Pancerz sprawiedliwości. Są dwa rodzaje sprawiedliwości:

  1. sprawiedliwość Chrystusowa, która została nam przypisana, poprzez którą jesteśmy usprawiedliwieni (uznani za sprawiedliwych przez Boga);
  2. sprawiedliwość Chrystusowa, której nam udzielono, w której uczestniczymy, poprzez Ducha Świętego, stopniowo, w miarę wzrostu duchowego. Jest to związane ze stałym utrzymywaniem czystego sumienia i bycia posłusznym temu, co Bóg nam objawia.
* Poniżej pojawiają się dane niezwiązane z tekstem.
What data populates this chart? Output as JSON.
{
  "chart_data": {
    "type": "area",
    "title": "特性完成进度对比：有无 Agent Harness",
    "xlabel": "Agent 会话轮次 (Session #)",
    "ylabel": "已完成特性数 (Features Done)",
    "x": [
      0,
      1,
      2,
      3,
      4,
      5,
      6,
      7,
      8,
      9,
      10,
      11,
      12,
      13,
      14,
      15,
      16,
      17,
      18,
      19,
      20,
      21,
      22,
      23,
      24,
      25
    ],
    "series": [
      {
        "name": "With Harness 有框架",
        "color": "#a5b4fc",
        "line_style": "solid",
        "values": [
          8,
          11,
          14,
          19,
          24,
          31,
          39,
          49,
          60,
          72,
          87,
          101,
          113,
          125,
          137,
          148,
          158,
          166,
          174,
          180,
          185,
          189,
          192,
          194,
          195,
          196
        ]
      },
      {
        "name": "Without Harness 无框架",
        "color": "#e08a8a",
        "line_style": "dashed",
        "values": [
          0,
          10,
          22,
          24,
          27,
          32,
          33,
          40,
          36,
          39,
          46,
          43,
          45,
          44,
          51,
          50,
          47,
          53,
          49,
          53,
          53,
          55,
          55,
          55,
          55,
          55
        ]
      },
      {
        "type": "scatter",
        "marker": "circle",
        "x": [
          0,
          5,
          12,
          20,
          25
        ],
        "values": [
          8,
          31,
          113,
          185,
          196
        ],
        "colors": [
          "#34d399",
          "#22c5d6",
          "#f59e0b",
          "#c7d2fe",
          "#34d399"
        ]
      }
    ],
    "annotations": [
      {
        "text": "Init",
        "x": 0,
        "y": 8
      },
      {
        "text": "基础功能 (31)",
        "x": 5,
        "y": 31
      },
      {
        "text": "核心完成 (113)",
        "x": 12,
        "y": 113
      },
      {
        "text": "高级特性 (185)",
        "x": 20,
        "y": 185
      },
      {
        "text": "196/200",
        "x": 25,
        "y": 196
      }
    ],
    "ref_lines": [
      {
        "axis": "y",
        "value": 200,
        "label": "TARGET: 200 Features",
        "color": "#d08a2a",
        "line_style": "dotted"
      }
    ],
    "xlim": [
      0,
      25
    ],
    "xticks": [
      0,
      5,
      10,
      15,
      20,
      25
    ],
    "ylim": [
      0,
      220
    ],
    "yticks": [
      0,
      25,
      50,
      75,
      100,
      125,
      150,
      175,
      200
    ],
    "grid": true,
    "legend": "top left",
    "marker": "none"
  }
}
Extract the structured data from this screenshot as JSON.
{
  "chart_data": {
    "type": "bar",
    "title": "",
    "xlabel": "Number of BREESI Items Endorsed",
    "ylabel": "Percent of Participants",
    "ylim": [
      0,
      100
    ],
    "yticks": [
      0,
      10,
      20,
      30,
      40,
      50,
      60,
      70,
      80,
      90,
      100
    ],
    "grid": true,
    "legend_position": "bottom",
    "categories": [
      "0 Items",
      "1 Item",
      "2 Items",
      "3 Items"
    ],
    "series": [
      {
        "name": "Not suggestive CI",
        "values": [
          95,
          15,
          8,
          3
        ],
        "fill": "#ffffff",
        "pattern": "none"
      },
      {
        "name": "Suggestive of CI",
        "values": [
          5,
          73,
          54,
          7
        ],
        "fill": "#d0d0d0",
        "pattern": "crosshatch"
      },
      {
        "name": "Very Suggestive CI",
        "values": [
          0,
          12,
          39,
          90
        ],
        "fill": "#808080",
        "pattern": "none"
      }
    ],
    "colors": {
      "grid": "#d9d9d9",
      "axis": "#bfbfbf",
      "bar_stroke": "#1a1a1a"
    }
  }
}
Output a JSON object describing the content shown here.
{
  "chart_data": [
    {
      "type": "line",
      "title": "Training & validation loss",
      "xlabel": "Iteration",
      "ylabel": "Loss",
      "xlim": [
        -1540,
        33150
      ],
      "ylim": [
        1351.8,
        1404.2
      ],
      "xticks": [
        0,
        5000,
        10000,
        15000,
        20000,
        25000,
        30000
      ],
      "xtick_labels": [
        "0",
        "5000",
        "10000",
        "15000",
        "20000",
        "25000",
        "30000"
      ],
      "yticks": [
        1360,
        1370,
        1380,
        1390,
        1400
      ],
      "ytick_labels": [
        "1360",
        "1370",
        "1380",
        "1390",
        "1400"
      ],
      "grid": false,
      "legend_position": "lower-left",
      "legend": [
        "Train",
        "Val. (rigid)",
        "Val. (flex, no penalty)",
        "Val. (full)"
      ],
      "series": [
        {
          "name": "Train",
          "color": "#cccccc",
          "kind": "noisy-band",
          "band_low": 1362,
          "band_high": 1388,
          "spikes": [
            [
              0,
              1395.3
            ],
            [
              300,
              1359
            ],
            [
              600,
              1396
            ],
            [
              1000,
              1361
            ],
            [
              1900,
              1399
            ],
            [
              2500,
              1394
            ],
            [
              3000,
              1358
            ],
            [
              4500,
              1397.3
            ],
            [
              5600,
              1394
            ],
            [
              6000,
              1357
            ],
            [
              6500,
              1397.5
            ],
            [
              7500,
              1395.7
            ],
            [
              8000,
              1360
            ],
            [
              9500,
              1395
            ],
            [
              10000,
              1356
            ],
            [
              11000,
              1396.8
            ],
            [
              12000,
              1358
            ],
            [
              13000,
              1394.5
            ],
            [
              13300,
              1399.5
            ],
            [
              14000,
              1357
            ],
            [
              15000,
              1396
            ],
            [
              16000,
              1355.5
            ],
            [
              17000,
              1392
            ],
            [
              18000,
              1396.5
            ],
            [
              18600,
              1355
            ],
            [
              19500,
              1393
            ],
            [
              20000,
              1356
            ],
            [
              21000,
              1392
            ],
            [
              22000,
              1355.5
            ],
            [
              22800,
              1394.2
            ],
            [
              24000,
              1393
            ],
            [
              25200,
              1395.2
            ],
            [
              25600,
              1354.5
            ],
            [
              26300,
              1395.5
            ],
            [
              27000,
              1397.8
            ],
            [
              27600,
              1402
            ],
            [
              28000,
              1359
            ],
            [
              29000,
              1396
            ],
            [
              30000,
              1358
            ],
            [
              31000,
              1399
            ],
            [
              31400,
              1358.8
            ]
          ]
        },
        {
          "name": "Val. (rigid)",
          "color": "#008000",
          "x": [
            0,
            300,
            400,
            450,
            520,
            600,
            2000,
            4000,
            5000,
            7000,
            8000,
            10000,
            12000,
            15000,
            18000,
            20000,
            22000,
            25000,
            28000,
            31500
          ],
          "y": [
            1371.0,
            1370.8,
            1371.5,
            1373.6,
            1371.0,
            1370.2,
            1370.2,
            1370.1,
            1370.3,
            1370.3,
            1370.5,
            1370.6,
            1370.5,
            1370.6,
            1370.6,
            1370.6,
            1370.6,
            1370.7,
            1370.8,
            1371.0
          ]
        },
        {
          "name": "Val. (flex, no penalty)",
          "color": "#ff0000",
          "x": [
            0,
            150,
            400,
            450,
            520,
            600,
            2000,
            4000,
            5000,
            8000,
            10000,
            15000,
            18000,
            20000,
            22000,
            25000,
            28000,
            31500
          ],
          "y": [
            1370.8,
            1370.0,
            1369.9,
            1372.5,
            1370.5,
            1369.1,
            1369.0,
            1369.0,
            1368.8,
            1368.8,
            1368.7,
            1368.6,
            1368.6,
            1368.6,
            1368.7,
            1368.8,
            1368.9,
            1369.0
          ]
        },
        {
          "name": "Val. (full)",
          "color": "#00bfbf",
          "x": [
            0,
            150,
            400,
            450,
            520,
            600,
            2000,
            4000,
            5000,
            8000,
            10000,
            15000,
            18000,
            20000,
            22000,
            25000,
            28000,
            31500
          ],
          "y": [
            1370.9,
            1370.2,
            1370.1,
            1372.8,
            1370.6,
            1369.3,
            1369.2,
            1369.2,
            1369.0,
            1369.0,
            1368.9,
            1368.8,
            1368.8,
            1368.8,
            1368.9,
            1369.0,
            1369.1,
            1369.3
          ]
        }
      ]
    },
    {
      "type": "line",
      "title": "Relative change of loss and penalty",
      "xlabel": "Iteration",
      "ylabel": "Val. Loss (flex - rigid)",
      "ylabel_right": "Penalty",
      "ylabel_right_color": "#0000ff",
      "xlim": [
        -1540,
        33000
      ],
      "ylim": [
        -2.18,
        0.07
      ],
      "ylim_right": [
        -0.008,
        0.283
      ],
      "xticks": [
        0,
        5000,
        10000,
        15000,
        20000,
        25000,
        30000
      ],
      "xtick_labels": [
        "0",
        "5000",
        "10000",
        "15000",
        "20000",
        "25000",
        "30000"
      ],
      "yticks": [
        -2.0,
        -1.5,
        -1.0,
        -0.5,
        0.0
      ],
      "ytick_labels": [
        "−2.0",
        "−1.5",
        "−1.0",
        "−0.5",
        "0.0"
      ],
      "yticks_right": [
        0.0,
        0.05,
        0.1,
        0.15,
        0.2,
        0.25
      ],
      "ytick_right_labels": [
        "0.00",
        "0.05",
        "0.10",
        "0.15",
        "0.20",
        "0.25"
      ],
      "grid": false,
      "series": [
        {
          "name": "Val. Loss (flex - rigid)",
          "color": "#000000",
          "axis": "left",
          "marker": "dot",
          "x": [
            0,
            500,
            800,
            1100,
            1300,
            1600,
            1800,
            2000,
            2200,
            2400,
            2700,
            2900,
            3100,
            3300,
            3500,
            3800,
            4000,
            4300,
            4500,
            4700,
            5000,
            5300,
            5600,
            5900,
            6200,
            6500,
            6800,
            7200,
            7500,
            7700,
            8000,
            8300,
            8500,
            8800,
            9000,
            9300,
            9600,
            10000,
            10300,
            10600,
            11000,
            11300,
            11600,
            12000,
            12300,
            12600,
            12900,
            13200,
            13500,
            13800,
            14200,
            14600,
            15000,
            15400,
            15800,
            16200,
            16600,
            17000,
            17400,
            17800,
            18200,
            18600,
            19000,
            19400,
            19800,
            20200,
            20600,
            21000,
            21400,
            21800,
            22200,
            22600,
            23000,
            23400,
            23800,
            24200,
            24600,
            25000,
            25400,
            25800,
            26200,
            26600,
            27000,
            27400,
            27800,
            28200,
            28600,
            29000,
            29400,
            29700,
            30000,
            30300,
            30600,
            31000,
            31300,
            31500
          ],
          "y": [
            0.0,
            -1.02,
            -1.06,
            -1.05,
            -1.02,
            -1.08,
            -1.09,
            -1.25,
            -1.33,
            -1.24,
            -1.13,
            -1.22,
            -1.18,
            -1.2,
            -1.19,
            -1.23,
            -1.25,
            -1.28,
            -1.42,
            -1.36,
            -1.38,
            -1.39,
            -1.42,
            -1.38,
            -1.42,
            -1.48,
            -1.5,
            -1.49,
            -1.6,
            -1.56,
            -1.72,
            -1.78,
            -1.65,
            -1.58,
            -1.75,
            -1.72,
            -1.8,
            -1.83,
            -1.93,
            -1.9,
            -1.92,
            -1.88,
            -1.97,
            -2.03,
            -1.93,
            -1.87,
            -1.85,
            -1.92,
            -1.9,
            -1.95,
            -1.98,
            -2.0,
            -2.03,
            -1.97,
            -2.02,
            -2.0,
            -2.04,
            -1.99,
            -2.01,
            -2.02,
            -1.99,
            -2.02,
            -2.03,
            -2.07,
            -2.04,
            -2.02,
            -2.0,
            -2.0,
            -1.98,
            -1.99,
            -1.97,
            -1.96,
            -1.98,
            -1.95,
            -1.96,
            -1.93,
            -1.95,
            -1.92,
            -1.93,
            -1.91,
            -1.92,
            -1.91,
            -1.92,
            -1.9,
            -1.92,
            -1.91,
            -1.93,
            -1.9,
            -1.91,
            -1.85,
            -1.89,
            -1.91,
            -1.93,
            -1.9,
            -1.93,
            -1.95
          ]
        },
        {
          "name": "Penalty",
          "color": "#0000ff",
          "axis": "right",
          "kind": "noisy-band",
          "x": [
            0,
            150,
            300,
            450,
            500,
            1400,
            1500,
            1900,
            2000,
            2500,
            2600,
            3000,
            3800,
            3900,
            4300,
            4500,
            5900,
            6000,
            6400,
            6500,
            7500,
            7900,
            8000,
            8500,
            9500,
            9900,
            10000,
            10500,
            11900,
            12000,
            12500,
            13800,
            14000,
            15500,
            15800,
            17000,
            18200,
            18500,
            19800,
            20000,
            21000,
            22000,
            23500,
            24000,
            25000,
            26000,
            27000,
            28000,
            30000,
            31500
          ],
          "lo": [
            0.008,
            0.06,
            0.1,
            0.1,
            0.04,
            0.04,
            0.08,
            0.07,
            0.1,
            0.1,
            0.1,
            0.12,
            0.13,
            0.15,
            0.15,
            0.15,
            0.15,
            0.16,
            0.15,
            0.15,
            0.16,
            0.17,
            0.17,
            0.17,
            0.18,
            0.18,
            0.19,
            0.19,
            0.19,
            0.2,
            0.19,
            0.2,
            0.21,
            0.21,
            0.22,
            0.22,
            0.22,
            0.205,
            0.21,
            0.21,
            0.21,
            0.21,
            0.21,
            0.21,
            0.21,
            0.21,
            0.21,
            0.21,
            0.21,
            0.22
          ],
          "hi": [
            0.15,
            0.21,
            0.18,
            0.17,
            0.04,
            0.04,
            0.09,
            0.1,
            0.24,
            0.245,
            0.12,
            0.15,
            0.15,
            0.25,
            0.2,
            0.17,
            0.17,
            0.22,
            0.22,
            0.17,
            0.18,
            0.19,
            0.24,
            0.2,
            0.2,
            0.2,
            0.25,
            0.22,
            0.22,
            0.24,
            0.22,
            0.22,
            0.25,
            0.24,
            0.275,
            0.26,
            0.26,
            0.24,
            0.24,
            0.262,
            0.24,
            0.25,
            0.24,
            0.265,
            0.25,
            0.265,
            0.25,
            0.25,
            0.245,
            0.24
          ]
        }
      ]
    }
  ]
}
Następne w kolejności są buty gotowości do głoszenia Ewangelii. Czy wiedziałeś o tym, że głoszenie Ewangelii jest również jednym ze sposobów, w jaki możemy pokonać szatana? Ci leniwi, którym nawet nie przyjdzie do głowy, aby dzielić się z innymi Ewangelią, z łatwością zostaną pokonani przez szatana. Ci jednak, którzy są aktywni w służbie Panu, są chronieni. Pamiętam jak w czasach młodości, tym co chroniło mnie przed wieloma pokusami, które spotykają młodych mężczyzn, było to, że większość wolnego czasu spędzałem na studiowaniu Słowa Bożego, wspólnocie z wierzącymi i świadczeniu o Panu Bogu. Pracowałem w świeckim miejscu pracy. Jednak zawsze dwa razy w tygodniu, spędzałem kilka godzin na ulicach Cochin (miasto, w którym mieszkałem) na głoszeniu Ewangelii. W ciągu dwóch lat kiedy pracowałem w Cochin w bazie morskiej, głosząc Ewangelię, odwiedziłem prawie każdą główną ulicę tego miasta. Ewangelizowanie, rozdawanie ulotek,  dzielenie się Dobrą Nowiną, sprawiało, że wciąż byłem zajęty, co w następstwie zachowało mnie od wielu pokus. Wiele pokus będzie do nas przychodziło wtedy, kiedy będziemy mieć zbyt wiele wolnego czasu. Bezczynność naszego umysłu pozostawia diabłu dużo przestrzeni do działania. Nasze stopy zawsze muszą być gotowe do przekazywania innym Dobrej Nowiny o pojednaniu z Bogiem. Spróbuj i sprawdź czy może i tobie to pomoże w twojej walce z szatanem.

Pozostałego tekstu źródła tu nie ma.